You read that right, no commercials. Zero. The time that would normally be filled with a Blake Griffin Subway ad (or a Blake Griffin Kia ad or a Blake Griffin Nike ad) will be filled with shots of people enjoying the Kings still being in Sacramento.
The team announced this as a celebration of the Kings staying in Sacramento, calling it the “Long Live the Kings” game. At the same time they announced the team had partnered with local ABC affiliate News 10 to broadcast this opener and 11 other games (those will have commercials, we still live in a capitalistic society).
“No one was more excited than we were about the decision to keep the Kings in Sacramento,” News10 General Manager Maria Barrs said. “This is a pivotal year, and a commercial-free opening game is a great chance for fans to tune-in and rediscover why Kings basketball is so exciting and so important to this community.”
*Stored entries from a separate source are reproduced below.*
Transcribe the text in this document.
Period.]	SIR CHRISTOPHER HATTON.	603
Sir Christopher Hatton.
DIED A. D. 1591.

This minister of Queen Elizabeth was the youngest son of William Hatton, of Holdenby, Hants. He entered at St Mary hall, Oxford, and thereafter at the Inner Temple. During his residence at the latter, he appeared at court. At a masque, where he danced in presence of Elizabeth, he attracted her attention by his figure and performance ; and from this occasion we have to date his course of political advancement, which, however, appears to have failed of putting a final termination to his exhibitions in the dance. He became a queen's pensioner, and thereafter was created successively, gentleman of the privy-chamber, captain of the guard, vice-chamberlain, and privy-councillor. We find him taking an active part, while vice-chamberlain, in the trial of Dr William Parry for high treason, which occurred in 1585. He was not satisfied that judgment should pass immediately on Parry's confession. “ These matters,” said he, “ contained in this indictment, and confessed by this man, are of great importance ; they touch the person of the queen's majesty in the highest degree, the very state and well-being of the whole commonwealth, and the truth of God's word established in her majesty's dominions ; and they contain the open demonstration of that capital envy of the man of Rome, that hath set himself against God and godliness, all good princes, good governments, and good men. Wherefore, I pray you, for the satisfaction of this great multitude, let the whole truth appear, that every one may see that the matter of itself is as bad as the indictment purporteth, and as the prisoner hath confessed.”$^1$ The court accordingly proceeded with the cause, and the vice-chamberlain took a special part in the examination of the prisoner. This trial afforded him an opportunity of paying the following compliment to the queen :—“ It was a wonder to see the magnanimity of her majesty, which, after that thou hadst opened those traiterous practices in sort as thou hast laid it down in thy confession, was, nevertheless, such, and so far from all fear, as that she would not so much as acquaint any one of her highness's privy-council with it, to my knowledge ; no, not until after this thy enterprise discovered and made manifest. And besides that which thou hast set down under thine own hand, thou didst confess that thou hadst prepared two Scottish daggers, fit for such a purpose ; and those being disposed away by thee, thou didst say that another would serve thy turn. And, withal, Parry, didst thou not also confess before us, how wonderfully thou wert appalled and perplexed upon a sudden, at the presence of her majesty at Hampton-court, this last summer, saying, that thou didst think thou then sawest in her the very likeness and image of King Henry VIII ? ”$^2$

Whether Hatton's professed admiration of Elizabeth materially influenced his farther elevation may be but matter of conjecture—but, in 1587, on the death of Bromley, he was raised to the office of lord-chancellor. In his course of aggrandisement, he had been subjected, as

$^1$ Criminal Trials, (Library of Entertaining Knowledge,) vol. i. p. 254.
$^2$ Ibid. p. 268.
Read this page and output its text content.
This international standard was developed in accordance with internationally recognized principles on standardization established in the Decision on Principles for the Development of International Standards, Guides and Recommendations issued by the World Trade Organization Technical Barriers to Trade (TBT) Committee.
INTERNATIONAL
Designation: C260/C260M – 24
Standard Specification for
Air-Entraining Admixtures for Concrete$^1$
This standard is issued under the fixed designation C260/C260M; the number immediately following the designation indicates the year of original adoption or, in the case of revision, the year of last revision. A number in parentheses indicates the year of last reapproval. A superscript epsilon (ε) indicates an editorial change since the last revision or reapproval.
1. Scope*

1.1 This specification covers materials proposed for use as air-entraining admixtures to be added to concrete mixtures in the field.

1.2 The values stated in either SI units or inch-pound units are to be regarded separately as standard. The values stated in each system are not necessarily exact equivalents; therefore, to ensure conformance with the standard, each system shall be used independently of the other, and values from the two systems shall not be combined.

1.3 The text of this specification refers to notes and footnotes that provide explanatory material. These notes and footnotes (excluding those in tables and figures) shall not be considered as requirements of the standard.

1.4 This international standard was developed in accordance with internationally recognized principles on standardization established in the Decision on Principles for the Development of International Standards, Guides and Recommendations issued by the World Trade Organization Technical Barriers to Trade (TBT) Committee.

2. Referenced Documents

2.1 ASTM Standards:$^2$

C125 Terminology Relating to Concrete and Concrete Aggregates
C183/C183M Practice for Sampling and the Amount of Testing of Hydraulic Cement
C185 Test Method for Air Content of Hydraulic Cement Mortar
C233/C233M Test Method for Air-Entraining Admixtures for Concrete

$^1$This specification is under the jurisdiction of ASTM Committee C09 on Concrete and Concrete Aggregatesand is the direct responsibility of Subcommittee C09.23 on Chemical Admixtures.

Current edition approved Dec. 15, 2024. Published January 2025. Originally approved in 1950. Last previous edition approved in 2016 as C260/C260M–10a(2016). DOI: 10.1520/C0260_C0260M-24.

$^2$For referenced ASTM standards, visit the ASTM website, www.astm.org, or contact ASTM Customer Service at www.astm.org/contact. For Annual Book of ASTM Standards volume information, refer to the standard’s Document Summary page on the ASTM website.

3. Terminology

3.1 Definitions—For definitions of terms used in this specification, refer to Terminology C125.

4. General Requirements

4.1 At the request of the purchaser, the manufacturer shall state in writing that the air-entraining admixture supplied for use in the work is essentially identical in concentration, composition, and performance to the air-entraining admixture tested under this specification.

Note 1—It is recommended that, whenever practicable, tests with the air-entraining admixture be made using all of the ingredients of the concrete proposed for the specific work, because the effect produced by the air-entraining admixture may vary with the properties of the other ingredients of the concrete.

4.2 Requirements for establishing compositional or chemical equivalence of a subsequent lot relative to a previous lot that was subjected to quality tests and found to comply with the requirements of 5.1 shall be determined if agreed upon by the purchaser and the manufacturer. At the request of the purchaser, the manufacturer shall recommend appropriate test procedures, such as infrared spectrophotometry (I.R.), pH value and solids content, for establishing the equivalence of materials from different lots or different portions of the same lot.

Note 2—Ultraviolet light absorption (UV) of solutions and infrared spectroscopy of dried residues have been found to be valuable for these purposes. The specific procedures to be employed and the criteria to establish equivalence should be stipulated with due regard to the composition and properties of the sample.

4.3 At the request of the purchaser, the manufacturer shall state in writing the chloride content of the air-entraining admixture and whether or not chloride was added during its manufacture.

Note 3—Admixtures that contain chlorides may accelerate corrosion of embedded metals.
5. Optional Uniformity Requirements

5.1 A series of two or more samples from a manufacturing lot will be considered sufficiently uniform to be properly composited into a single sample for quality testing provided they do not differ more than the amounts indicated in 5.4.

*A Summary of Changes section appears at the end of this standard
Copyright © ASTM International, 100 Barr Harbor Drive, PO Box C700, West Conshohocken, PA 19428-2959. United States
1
The other 72 Kings games will be broadcast on longtime partner Comcast Sportsnet California.
The Kings were pretty close to leaving Sacramento — the Maloof family spurned local offers to try and sell the team to Chris Hansen and his Seattle group. However, Sacramento Mayor Kevin Johnson went to David Stern and basically said “what do we have to do to keep the team?” He was give an ambitious roadmap — find an owner willing to buy the team at the going rate and keep it in Sacramento, plus make big strides toward a new arena for the team.
Johnson found Vivek Ranadive and a group of partners to buy the team, then that group and the city met the benchmarks for getting an arena built. The league essentially told the Mallofs what sale they would approve, and the deal was set.
The Kings have a lot of work to do on the court, too, if they want to get back to their glory days. They have a potential franchise cornerstone piece in DeMarcus Cousins, if his head is on right, and there are guys who could play roles in the turn around such as Ben McLemore, Carl Landry, Greivis Vasquez, Isaiah Thomas and even Ray McCallum. Still, new GM Pete D’Alessandro and a new coach Michael Malone have a lot of work ahead of them.
Selling that hope is nice, but right now the fact the Kings are staying put is reason to celebrate — with a commercial free game.